Anthropic has unveiled its new, limited version of the highly anticipated cybersecurity model, Fable. However, early feedback from researchers suggests that Fable’s restrictions may be too restrictive. One security researcher noted that even innocuous tasks like reading a blog post can trigger Fable's guardrails, prompting it to halt the conversation and label it as a ‘cybersecurity’ or ‘biology’ topic.

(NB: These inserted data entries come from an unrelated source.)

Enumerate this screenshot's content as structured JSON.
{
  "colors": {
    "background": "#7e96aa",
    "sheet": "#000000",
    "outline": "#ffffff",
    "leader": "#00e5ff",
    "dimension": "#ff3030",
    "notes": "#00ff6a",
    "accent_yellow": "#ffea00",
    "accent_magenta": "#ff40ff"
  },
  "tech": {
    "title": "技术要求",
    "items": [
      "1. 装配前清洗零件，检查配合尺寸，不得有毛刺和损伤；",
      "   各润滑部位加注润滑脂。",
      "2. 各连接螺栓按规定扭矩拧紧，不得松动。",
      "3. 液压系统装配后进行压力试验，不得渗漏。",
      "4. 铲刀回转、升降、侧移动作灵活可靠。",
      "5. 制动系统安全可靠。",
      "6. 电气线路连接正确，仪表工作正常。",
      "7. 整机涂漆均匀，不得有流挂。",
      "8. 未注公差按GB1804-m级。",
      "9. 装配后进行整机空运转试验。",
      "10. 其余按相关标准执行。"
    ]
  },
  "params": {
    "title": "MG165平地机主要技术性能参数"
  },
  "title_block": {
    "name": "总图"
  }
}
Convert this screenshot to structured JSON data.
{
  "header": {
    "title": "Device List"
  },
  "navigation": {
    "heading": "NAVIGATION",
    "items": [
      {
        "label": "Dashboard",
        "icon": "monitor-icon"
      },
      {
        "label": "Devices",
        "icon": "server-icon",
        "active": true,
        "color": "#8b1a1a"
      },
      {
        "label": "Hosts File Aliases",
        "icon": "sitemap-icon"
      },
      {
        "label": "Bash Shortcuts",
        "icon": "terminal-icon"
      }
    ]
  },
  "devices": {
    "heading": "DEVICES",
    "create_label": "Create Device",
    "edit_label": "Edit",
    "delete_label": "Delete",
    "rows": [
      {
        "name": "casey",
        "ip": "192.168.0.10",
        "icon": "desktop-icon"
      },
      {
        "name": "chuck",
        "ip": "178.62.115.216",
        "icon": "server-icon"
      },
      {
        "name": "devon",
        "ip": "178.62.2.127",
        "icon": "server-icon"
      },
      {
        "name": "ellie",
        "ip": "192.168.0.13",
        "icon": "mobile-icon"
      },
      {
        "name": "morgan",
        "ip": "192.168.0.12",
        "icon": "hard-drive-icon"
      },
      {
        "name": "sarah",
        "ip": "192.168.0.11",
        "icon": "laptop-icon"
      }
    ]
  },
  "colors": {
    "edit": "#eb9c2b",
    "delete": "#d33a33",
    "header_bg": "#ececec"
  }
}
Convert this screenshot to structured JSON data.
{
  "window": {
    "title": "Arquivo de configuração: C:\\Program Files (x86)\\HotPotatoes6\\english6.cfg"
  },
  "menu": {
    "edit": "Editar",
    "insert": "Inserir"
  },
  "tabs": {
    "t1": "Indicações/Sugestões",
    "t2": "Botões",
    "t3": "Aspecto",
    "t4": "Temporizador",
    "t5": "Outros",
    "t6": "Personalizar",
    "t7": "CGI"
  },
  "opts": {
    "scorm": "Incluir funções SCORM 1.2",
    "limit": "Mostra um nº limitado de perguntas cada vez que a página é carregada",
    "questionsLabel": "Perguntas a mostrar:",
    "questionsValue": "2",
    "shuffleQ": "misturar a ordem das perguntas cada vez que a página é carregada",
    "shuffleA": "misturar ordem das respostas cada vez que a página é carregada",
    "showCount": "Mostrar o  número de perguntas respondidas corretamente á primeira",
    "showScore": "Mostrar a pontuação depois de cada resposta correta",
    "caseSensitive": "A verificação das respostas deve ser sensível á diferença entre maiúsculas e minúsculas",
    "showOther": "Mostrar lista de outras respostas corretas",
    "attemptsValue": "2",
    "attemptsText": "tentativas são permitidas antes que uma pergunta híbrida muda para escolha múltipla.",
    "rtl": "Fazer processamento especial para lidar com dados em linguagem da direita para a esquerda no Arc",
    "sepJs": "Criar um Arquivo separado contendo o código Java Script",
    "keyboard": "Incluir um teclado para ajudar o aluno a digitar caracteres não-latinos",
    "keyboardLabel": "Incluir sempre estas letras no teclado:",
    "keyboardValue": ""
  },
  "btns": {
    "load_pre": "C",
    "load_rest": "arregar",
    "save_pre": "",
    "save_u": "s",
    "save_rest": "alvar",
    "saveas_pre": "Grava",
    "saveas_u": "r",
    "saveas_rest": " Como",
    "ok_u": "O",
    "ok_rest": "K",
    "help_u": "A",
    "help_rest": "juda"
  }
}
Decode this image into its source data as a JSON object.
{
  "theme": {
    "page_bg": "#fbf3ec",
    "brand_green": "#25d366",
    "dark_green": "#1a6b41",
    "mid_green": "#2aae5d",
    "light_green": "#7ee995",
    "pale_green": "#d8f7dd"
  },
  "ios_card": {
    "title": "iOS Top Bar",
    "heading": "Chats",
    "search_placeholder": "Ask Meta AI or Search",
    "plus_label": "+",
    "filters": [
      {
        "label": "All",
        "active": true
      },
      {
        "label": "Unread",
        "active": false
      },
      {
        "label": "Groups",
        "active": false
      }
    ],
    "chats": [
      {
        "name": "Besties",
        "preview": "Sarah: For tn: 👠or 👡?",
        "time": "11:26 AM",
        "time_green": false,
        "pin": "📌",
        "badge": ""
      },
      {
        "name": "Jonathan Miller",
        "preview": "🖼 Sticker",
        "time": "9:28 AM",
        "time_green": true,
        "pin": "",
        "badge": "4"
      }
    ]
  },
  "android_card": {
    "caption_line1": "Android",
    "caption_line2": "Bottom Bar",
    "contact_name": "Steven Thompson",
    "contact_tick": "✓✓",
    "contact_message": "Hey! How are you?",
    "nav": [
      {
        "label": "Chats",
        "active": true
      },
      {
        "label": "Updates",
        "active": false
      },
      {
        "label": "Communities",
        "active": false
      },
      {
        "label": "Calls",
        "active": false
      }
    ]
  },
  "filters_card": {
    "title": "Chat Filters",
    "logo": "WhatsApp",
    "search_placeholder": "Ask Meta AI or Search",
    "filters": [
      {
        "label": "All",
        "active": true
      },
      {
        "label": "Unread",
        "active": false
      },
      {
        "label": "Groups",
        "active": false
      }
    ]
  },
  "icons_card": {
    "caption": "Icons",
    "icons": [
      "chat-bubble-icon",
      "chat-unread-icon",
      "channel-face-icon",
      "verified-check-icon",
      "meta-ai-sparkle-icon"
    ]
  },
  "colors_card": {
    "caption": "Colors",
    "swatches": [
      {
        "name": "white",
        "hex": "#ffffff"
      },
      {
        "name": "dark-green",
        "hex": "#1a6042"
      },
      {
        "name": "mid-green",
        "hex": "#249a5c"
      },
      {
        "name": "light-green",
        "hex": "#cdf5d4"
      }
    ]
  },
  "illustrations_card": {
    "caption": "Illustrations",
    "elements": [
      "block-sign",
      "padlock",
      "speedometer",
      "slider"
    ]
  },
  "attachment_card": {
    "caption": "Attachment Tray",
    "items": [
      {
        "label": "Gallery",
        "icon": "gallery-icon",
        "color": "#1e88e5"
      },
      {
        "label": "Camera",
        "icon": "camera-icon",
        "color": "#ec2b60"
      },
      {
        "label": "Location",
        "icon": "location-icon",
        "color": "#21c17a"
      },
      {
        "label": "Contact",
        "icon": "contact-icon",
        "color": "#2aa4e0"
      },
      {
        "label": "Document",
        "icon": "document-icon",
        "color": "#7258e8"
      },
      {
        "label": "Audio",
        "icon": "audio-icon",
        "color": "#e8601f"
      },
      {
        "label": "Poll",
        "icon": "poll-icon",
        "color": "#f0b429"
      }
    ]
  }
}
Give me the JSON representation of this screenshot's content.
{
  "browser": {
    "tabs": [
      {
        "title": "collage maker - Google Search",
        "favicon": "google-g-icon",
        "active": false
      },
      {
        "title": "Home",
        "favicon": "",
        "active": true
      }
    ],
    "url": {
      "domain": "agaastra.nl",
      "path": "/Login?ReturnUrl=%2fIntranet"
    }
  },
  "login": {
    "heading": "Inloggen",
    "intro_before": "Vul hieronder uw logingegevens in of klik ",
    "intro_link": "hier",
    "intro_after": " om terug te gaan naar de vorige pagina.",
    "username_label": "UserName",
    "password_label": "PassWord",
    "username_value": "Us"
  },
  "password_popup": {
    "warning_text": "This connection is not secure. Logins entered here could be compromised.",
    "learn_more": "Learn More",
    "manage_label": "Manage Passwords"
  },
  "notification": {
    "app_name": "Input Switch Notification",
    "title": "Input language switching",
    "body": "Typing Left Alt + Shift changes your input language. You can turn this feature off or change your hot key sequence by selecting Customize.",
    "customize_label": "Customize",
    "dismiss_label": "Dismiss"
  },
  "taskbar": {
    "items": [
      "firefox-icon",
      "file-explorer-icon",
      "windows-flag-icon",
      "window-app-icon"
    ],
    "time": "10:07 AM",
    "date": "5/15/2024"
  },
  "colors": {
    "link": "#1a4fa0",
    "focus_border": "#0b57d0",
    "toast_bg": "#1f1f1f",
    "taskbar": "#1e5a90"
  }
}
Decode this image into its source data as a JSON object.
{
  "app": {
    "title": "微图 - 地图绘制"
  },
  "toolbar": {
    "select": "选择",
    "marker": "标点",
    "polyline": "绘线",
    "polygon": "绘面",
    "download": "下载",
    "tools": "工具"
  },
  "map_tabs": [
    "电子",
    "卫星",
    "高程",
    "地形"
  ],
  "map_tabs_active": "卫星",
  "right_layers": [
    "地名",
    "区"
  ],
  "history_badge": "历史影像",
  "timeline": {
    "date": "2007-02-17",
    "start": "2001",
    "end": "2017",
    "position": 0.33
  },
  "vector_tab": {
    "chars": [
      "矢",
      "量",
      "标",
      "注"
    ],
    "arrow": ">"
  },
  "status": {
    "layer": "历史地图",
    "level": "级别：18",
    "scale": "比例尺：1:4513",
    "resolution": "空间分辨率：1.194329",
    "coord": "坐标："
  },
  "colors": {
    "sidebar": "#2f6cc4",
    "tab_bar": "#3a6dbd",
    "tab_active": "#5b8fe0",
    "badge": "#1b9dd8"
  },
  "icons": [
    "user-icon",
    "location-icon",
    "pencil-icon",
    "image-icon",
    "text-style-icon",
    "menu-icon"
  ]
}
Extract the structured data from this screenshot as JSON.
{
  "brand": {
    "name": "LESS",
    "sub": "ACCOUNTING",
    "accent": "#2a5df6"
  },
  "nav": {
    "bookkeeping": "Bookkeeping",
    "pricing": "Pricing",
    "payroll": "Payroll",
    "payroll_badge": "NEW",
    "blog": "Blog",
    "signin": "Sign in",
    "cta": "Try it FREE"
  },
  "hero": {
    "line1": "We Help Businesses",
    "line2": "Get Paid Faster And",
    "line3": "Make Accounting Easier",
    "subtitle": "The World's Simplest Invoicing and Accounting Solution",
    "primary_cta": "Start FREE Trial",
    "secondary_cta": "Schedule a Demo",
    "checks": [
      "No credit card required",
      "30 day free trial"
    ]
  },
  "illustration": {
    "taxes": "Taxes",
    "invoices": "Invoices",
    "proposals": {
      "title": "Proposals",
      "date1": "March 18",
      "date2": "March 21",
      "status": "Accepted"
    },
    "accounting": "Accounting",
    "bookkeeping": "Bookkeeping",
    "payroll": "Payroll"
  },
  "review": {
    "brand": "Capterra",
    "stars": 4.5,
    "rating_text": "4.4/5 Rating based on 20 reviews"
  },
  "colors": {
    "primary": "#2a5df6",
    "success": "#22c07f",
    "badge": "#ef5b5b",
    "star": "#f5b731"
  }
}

The guardrails are in place to prevent misuse of the AI model, such as developing malware. Yet, many cybersecurity experts argue that these restrictions hinder practical applications. Matt Suiche, a cybersecurity veteran, highlighted that Fable may incorrectly flag software engineering tasks as ‘cybersecurity’ work, leading to reduced functionality.
Anthropic has implemented an approval process for cybersecurity professionals through its Cyber Verification Program, allowing them more flexibility in using the AI model. However, researchers remain critical of the haphazard nature of these guardrails, hoping that they will evolve over time as Anthropic collaborates with the new generation of cybersecurity companies.
Anthropic’s approach to restricting Fable seems to be keyword-based, which can lead to unexpected outcomes. For example, asking for a code review could trigger the guardrails, forcing the AI to revert to Claude Opus 4.8.